No matter when or how pandemics subside, they change people’s perception of time.
Dr. “A pandemic like Covid-19 is a violation of the progressive narrative that medicine advances and diseases are conquered,” Greene said.
As the pandemic lengthens, the days blend into one another as time blurs and slows down with no forward momentum.
In past pandemics, as today, strong anti-science movements have hampered public health and disease decline.
As soon as Edward Jenner introduced the first smallpox vaccine in 1798, posters appeared in England showing people who had been vaccinated “with antlers and hooves”.
“The single largest movement in 19th century England was the anti-vaccine movement,” he added. And while the vaccine resisters resisted, the diseases that needed to be tamed continued.
But historians have said the difference between vaccine skeptics and pandemic misinformation is the rise of social media, which has truly empowered debate and lies in a new way.

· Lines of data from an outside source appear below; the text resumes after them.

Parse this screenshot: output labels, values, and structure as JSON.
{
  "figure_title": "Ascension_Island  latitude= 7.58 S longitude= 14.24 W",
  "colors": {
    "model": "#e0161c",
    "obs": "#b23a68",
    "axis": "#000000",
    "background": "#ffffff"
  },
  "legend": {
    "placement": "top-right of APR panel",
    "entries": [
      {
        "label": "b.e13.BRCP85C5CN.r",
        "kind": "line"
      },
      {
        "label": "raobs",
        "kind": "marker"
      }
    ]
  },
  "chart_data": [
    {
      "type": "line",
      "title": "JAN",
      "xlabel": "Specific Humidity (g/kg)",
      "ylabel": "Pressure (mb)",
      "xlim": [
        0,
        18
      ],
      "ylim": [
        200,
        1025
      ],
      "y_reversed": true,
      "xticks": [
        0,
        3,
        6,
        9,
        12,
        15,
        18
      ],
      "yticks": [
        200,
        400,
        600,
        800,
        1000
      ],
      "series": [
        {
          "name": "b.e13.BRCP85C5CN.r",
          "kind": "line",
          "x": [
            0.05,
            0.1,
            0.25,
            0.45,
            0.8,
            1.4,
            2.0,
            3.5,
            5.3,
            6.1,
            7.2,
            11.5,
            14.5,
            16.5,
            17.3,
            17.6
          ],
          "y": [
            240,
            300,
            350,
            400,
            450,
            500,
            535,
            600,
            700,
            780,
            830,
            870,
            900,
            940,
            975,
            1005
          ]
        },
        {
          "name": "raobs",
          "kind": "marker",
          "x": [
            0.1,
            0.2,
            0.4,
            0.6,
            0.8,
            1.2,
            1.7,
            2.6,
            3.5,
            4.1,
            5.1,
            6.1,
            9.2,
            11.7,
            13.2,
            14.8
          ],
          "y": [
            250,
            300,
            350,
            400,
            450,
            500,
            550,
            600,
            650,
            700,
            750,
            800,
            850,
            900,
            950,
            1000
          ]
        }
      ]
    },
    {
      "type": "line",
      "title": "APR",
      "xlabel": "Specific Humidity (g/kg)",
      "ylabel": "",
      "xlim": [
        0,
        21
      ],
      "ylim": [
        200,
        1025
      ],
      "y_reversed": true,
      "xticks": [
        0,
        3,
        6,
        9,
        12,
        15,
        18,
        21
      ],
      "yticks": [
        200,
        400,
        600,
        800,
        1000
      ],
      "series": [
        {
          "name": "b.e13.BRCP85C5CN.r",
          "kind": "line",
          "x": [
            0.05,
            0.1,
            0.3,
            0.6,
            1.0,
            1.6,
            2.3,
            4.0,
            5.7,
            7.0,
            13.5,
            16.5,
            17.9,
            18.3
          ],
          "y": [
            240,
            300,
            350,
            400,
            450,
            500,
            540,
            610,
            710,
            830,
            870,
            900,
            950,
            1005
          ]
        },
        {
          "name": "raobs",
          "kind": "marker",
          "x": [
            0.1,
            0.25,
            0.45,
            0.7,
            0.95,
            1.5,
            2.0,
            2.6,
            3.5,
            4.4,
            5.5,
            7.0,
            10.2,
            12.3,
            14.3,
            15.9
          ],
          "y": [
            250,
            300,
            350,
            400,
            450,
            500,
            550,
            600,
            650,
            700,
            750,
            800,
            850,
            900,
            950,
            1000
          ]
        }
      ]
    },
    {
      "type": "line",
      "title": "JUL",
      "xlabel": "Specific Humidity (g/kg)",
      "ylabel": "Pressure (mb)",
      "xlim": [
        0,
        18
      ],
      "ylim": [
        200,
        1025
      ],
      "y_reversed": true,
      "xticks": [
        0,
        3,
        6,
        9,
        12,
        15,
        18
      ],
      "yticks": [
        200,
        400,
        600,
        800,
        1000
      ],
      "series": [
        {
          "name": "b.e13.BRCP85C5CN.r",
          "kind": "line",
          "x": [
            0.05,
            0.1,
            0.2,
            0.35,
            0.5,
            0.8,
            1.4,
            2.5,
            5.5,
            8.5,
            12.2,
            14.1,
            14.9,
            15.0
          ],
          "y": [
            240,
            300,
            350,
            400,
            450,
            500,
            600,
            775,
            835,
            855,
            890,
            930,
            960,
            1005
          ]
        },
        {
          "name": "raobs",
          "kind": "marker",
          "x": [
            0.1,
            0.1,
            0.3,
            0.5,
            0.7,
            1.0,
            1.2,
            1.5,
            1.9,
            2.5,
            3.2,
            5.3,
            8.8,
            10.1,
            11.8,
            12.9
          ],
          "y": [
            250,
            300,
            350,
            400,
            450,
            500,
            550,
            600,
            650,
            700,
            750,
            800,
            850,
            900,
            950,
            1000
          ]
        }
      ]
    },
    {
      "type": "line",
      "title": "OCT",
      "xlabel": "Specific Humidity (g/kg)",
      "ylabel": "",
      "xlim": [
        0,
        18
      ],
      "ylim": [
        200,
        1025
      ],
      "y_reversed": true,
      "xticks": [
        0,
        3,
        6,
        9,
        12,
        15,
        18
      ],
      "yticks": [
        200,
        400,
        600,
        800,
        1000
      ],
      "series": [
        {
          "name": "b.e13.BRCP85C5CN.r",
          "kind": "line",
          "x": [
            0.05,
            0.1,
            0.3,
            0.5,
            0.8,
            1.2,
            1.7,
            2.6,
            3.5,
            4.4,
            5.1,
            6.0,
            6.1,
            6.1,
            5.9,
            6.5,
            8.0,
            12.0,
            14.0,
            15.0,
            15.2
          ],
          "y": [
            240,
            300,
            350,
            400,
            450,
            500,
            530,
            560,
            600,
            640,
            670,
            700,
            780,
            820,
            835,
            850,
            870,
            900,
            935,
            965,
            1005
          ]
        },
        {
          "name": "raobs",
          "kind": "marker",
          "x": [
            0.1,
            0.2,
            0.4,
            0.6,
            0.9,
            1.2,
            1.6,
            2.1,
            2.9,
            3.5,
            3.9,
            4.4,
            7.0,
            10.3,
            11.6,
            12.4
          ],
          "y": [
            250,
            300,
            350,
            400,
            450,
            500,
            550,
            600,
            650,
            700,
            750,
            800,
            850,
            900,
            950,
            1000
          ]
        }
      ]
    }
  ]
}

On HIV, Dr. “There were conspiracy theories and a lot of misinformation, but it never had a publishing system like Covid-19,” Brandt said.
Other pandemics like this, Dr. Blocked by what Snowden called “excessive arrogance,” the proud certainty of experts added to their frustration in understanding how and when this would subside.
With Covid, leading experts were at first did not help prevent infection, just to reverse themselves later. Epidemiologists have confidently published models of how the pandemic will progress, and What does it take to achieve herd immunity?, it will only be proven wrong. Investigators said the virus was transmitted on surfaces, then no, it spread via tiny airborne droplets. They said the virus was unlikely to transform in any significant way, then warned of further contagion of the Delta variant.
Dr. “We paid a heavy price for that,” Snowden said. Many people have lost confidence in the authorities amid ever-changing directives and strategies that have weakened efforts to control the virus.
Jonathan Moreno, a historian of science and medicine at the University of Pennsylvania, said the end of Covid would be similar to a cancer in remission – it’s still there, but not deadly.
“You’re not getting any better,” he said. “It is always in the background.”